Updated: Tue, Sep 22 2009. 09 02 PM IST
Consumer goods firm Procter and Gamble Co., or P&G, does not have as strong a presence in India as its rival Unilever Plc/NV does. In the past, there have been a few occasions when it tried to make a dent in the market. The most recent one was some years ago, when both companies fought for market share in the detergents and shampoo markets. Rising raw material prices and Hindustan Unilever Ltd’s determination to not let go of its share saw that campaign die out quietly.
This time, P&G’s sights are on emerging markets as a whole, part of its overall strategy to regain growth. It said in a recent analyst conference that it wants to add one billion consumers to its existing base of four billion. These incremental consumers will come mostly from emerging economies. The per capita spend of an American on P&G’s products is $112 (Rs5,398) compared with $45 in Germany and $20 in Mexico. P&G does not expect Indians, who spend less than a dollar on its products, to reach that level. But it believes that it can get India and China to Mexico’s level. The difference is that Mexico took 60 years to get there, but P&G does not want to wait that long for these two countries.
Does this mean that P&G will again launch a frontal assault in some of the large consumer categories? What seems more likely is that P&G will expand the number of categories it is present in —eight at present compared with 25 in the US. It will also expand its distribution to reach out to most customers; smaller Indian firms such as Godrej Consumer Products Ltd and Dabur India Ltd have shown how expanding distribution can add to top-line growth. It also plans to focus on the premium and the lower end of the market. That would invariably mean having to expand its reach. The rising share of organized retail in the market is something that will work to P&G’s advantage too.

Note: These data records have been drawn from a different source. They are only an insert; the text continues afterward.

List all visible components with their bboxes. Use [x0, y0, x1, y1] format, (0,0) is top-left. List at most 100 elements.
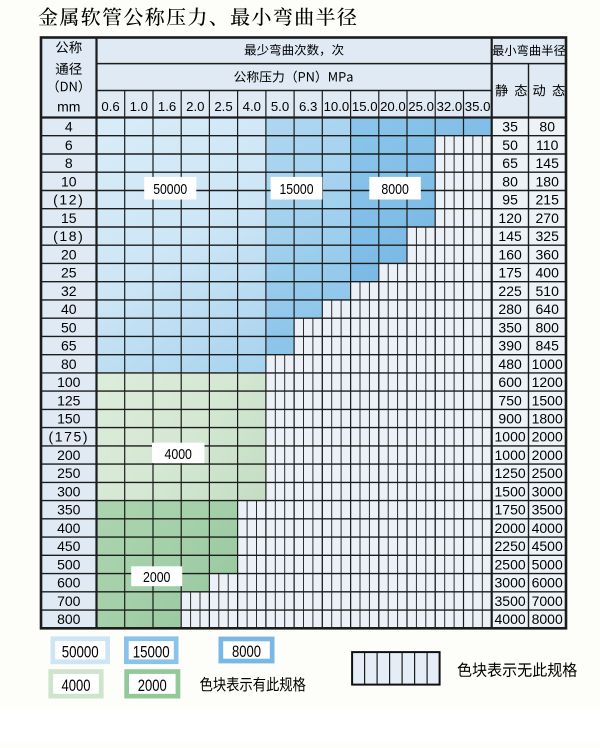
svg-text:600: 600 — [498, 374, 522, 390]
svg-text:3000: 3000 — [495, 575, 526, 591]
svg-text:845: 845 — [536, 338, 560, 354]
svg-text:15000: 15000 — [280, 182, 314, 198]
svg-text:4: 4 — [65, 119, 73, 135]
svg-text:280: 280 — [498, 301, 522, 317]
svg-text:8000: 8000 — [232, 642, 261, 661]
svg-text:250: 250 — [57, 465, 81, 481]
svg-text:80: 80 — [502, 173, 518, 189]
svg-text:5.0: 5.0 — [271, 99, 289, 114]
svg-text:2000: 2000 — [495, 520, 526, 536]
svg-text:(18): (18) — [53, 228, 84, 244]
svg-text:300: 300 — [57, 484, 81, 500]
svg-text:10.0: 10.0 — [324, 99, 350, 114]
svg-text:50000: 50000 — [62, 643, 99, 662]
svg-text:150: 150 — [57, 411, 81, 427]
svg-text:1.0: 1.0 — [130, 99, 148, 114]
svg-text:480: 480 — [498, 356, 522, 372]
svg-text:2000: 2000 — [532, 447, 563, 463]
svg-text:110: 110 — [536, 137, 559, 153]
svg-text:100: 100 — [57, 374, 81, 390]
svg-text:8000: 8000 — [532, 611, 563, 627]
svg-text:200: 200 — [57, 447, 81, 463]
svg-text:700: 700 — [57, 593, 81, 609]
svg-text:390: 390 — [498, 338, 522, 354]
svg-text:50: 50 — [502, 137, 518, 153]
svg-text:1500: 1500 — [532, 392, 563, 408]
svg-text:95: 95 — [502, 192, 518, 208]
svg-text:2500: 2500 — [495, 557, 526, 573]
svg-text:40: 40 — [61, 301, 77, 317]
svg-text:35.0: 35.0 — [465, 99, 491, 114]
svg-text:120: 120 — [498, 210, 522, 226]
svg-text:8000: 8000 — [381, 182, 409, 198]
svg-text:900: 900 — [498, 411, 522, 427]
svg-text:225: 225 — [498, 283, 522, 299]
svg-text:160: 160 — [498, 246, 522, 262]
svg-text:1500: 1500 — [495, 484, 526, 500]
svg-text:400: 400 — [57, 520, 81, 536]
svg-text:400: 400 — [536, 265, 560, 281]
svg-text:80: 80 — [61, 356, 77, 372]
svg-text:2000: 2000 — [532, 429, 563, 445]
svg-text:1000: 1000 — [495, 429, 526, 445]
svg-text:1750: 1750 — [495, 502, 526, 518]
svg-text:3500: 3500 — [532, 502, 563, 518]
svg-text:2000: 2000 — [143, 570, 171, 586]
svg-text:500: 500 — [57, 557, 81, 573]
svg-text:4000: 4000 — [532, 520, 563, 536]
svg-text:3500: 3500 — [495, 593, 526, 609]
svg-text:7000: 7000 — [532, 593, 563, 609]
svg-text:15: 15 — [61, 210, 77, 226]
svg-text:6: 6 — [65, 137, 73, 153]
svg-text:1800: 1800 — [532, 411, 563, 427]
svg-text:270: 270 — [536, 210, 560, 226]
svg-text:350: 350 — [498, 319, 522, 335]
svg-text:4.0: 4.0 — [243, 99, 261, 114]
svg-text:32.0: 32.0 — [437, 99, 463, 114]
svg-text:2.5: 2.5 — [214, 99, 232, 114]
svg-text:4000: 4000 — [495, 611, 526, 627]
svg-text:mm: mm — [57, 99, 80, 115]
svg-text:15.0: 15.0 — [352, 99, 378, 114]
svg-text:25.0: 25.0 — [408, 99, 434, 114]
svg-text:510: 510 — [536, 283, 560, 299]
svg-text:1250: 1250 — [495, 465, 526, 481]
svg-text:175: 175 — [498, 265, 522, 281]
svg-text:65: 65 — [61, 338, 77, 354]
svg-text:8: 8 — [65, 155, 73, 171]
svg-text:32: 32 — [61, 283, 77, 299]
svg-text:25: 25 — [61, 265, 77, 281]
svg-text:(12): (12) — [53, 192, 84, 208]
svg-text:6.3: 6.3 — [299, 99, 317, 114]
svg-text:800: 800 — [57, 611, 81, 627]
svg-text:50: 50 — [61, 319, 77, 335]
svg-text:1.6: 1.6 — [158, 99, 176, 114]
svg-text:15000: 15000 — [133, 643, 170, 662]
svg-text:80: 80 — [539, 119, 555, 135]
svg-text:(175): (175) — [48, 429, 89, 445]
svg-text:2500: 2500 — [532, 465, 563, 481]
svg-text:800: 800 — [536, 319, 560, 335]
svg-text:125: 125 — [57, 392, 81, 408]
svg-text:5000: 5000 — [532, 557, 563, 573]
svg-text:4000: 4000 — [62, 676, 91, 695]
svg-text:600: 600 — [57, 575, 81, 591]
svg-text:750: 750 — [498, 392, 522, 408]
svg-text:20: 20 — [61, 246, 77, 262]
svg-text:4000: 4000 — [164, 447, 192, 463]
svg-text:20.0: 20.0 — [380, 99, 406, 114]
svg-text:2000: 2000 — [138, 676, 167, 695]
svg-text:35: 35 — [502, 119, 518, 135]
svg-text:0.6: 0.6 — [101, 99, 119, 114]
svg-text:1200: 1200 — [532, 374, 563, 390]
svg-text:450: 450 — [57, 538, 81, 554]
svg-text:145: 145 — [498, 228, 522, 244]
svg-text:215: 215 — [536, 192, 560, 208]
svg-text:145: 145 — [536, 155, 560, 171]
svg-text:325: 325 — [536, 228, 560, 244]
svg-text:10: 10 — [61, 173, 77, 189]
svg-text:65: 65 — [502, 155, 518, 171]
svg-text:180: 180 — [536, 173, 560, 189]
svg-text:1000: 1000 — [495, 447, 526, 463]
svg-text:360: 360 — [536, 246, 560, 262]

P&G is quite happy with its success with two products. It has become the market leader in the baby diapers category with Pampers, two years after it launched. Its entry into Olay led to a doubling of the size of the anti-ageing cream segment, and also gave it a 6% share in the skin care segment. It plans to launch “a new product”— currently being sold in 14 developed markets—in 20 more markets, including India. P&G plans to back up these plans with the investments needed, which will start reflecting in India in the current year. It will unleash a fresh wave of activity in the market, as existing market leaders will scramble to protect their franchise. Even if it does not result in a bruising battle, the contours of the Indian home and personal care products market are likely to change over the years.